Pilot yorgunluğu hakkında, havacılık kurallarını düzenleyici otoriteler, havayolu pilotları, sendikalar ve hava aracı operatörleri arasındaki tartışmaların uzun bir geçmişi bulunmaktadır. Günümüzde, havacılık endüstrisi yorgunlukla ilgili riskleri azaltan ortak bir çözüm bulmak için çaba harcarken, bu problem hâlâ tartışılmaya devam etmektedir.
Pilot Yorgunluğu Problemi:
Pilot yorgunluğu havayolu ulaşımının başladığı andan itibaren daima bir problem olmuştur. Charles Lindbergh, New York’tan Paris’e yaptığı 33,5 saatlik Atlantik uçuşunda, Spirit of St. Louis adlı uçağında uyanık kalmak için mücadele etmiştir.

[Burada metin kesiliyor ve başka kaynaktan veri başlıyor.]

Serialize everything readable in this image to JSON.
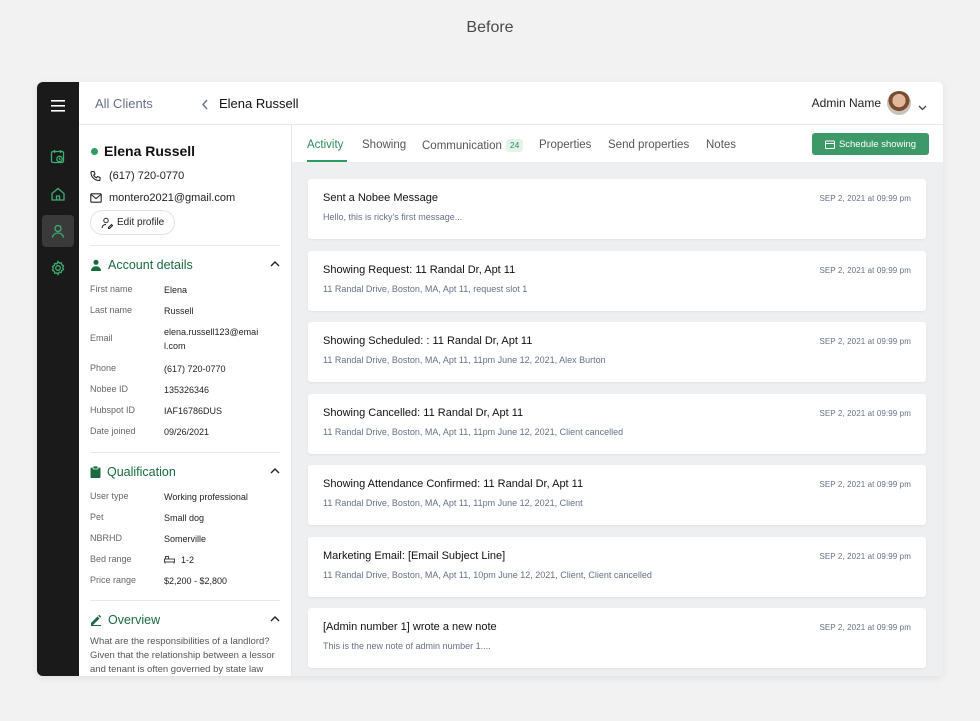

Uzun mesafelere uçan pilotlar hava aracı kumandalarında uyuyup kaldıklarını rapor etmişlerdir. Genellikle geceleri uçan kargo uçağı pilotları, vücutlarının doğal iç saatini zorlamaları nedeniyle yorgunluk problemi yaşamaktadır.
Lindbergh’in uçuşu günümüzün gerçek probleminin ne olduğuna yönelik güzel bir örnektir, yorgunluk, herkes tarafından kabul edilebilir bir risk olarak görülmekte ve yeteri kadar önem verilmemektedir. Lindbergh, New York’tan Paris’e kadar 33,5 saat süren uçuşunda, uykuya yenik düşmeden uçmayı başarmıştır. Benzer şekilde, günümüzde bütün pilotlar da daima uçuşa yorgun olarak çıkmaktadırlar.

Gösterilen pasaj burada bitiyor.